As Pi Pi films his latest commercial, Randy, as Karen, forces his way into the waterpark and reveals Pi Pi's plan to everyone present. The distraction allows the kids to escape with the help of Chuck Chuck and PigBearGirl. Tolkien and ManBearPig are reunited with their respective families. Now free from Pi Pi's control, ManBearPig decapitates him. Randy convinces Cartman and other women with breast implants to drain their saline implants and power the desalination plant. The plant restores water to the Denver area as ManBearPig and his family return to the woods. When Linda suggests that Chuck Chuck should be killed before he ends up like his father, Stan instead suggests that the people reach out to him, but Randy dismisses this, inviting everyone to simply smoke some marijuana.

==Cast==
- Trey Parker
- Matt Stone
- April Stewart
- Adrien Beard
- Kimberly Brooks
- Neyla Cantu
- Betty Boogie Parker

==Development==
On August 5, 2021, Comedy Central announced that Parker and Stone had signed a $900 million deal for extending the series to 30 seasons through 2027 and 14 feature films, exclusive to the Paramount+ streaming platform. It was eventually confirmed that they would be rolled out as two films per year. Parker and Stone would later state that the projects would not be feature films, and that it was ViacomCBS who decided to advertise them as movies. Subsequent advertising and branding has indicated that these are more properly classified as television specials.
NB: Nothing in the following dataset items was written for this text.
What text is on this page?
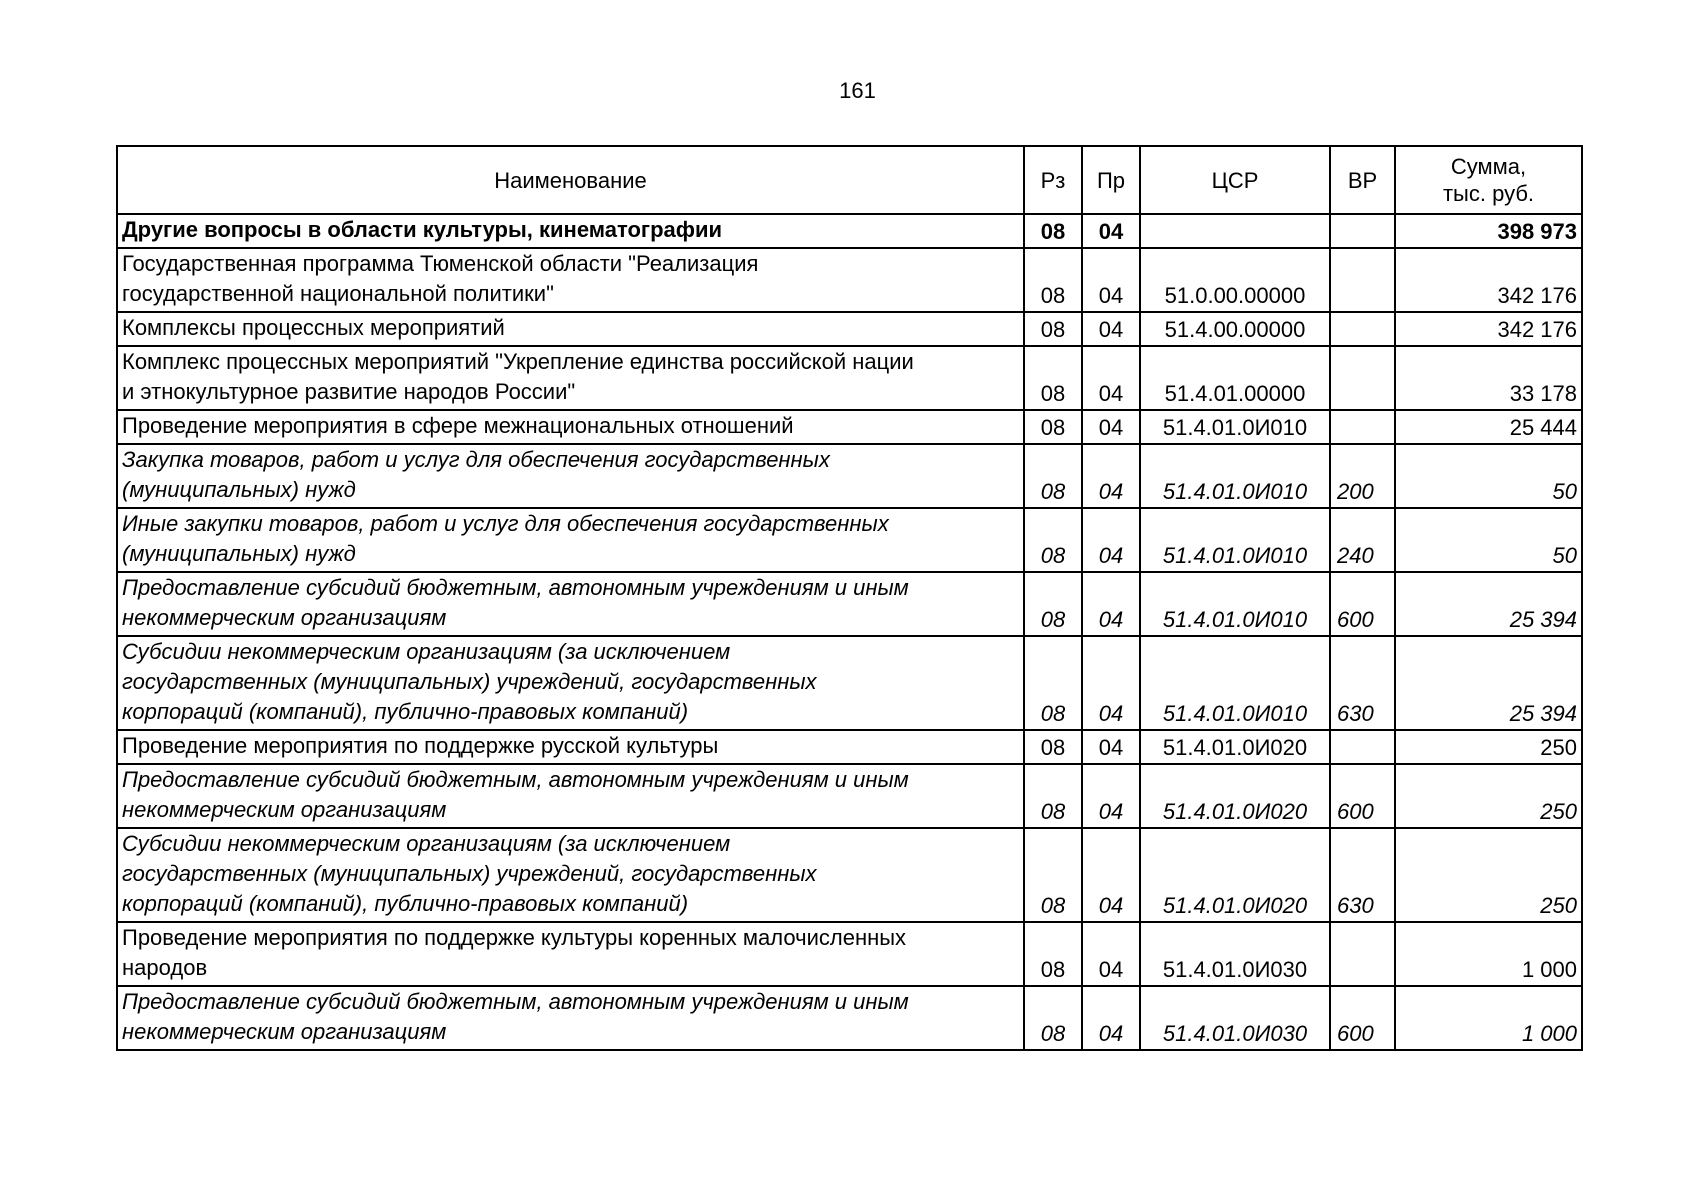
161
Наименование	Рз	Пр	ЦСР	ВР	Сумма,
тыс. руб.
Другие вопросы в области культуры, кинематографии	08	04			398 973
Государственная программа Тюменской области "Реализация
государственной национальной политики"	08	04	51.0.00.00000		342 176
Комплексы процессных мероприятий	08	04	51.4.00.00000		342 176
Комплекс процессных мероприятий "Укрепление единства российской нации
и этнокультурное развитие народов России"	08	04	51.4.01.00000		33 178
Проведение мероприятия в сфере межнациональных отношений	08	04	51.4.01.0И010		25 444
Закупка товаров, работ и услуг для обеспечения государственных
(муниципальных) нужд	08	04	51.4.01.0И010	200	50
Иные закупки товаров, работ и услуг для обеспечения государственных
(муниципальных) нужд	08	04	51.4.01.0И010	240	50
Предоставление субсидий бюджетным, автономным учреждениям и иным
некоммерческим организациям	08	04	51.4.01.0И010	600	25 394
Субсидии некоммерческим организациям (за исключением
государственных (муниципальных) учреждений, государственных
корпораций (компаний), публично-правовых компаний)	08	04	51.4.01.0И010	630	25 394
Проведение мероприятия по поддержке русской культуры	08	04	51.4.01.0И020		250
Предоставление субсидий бюджетным, автономным учреждениям и иным
некоммерческим организациям	08	04	51.4.01.0И020	600	250
Субсидии некоммерческим организациям (за исключением
государственных (муниципальных) учреждений, государственных
корпораций (компаний), публично-правовых компаний)	08	04	51.4.01.0И020	630	250
Проведение мероприятия по поддержке культуры коренных малочисленных
народов	08	04	51.4.01.0И030		1 000
Предоставление субсидий бюджетным, автономным учреждениям и иным
некоммерческим организациям	08	04	51.4.01.0И030	600	1 000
"Streaming Wars Part 2" was announced with its release date and synopsis on June 29, 2022.

==Reception==
Spencer Legacy with Comingsoon.net rated the episode a 9 out of 10, which the site equates to "Excellent", and stated in the summary of his review that the episode "is a strong step up from the first part, featuring a mix of both sharp commentary and stupid yet hilarious gags. Randy had a neat arc that old-school fans will appreciate, and no celebrity was spared from South Parks hilarious wrath. Whether we get another special or season 26 next, the show is in a good spot, ripe with opportunities for silly stories and topical jabs. Even if you didn't dig the first part of The Streaming Wars, I recommend checking out Part 2, as it's a fun burst of classic South Park comedy."

David Pierce with The Verge particularly enjoyed the episode's roast of celebrities who have endorsed cryptocurrency and NFTs in commercials, stating "Matt Damon making that 'Fortune Favors The Brave' commercial for Crypto.com will go down in history as one of the best things that ever happened to South Park...The show has been making fun of crypto, Damon, and that phrase ever since. But with South Park The Streaming Wars Part 2, which just hit Paramount Plus, the show's crypto jokes hit a new level."

John Schwarz with Bubbleblabber.com rated the episode a 9 out of 10, which the site equates to "Awesome: Not quite perfect, but you should watch whatever this is even if you think you're not a fan of the franchise or are familiar with the subject matter", noting how he particularly enjoyed the releases of adult animation specials on Paramount+. He stated in his review: "In the last 45-days, Paramount+ has sandwiched two South Park movies with a new Beavis and Butt-Head movie in the meaty middle, making this the most fulfilling event-filled summer yet for adult animation. I don't know if more specials are hitting by the end of the summer as of this writing, but I'm loving this back and forth between Mike Judge and Matt/Trey as it's making both creative camps come forward with their best stuff. As stupid as it is that Cartman gets boobs in South Park The Streaming Wars Part One, it's equally as dumb for Beavis and Butt-head to be sent to space. South Park The Streaming Wars Part Two answers back with a piss-filled tour de force that will have people talking for weeks...just in time for Paramount+ to hit us with hopefully another adult animated comedy special of some kind."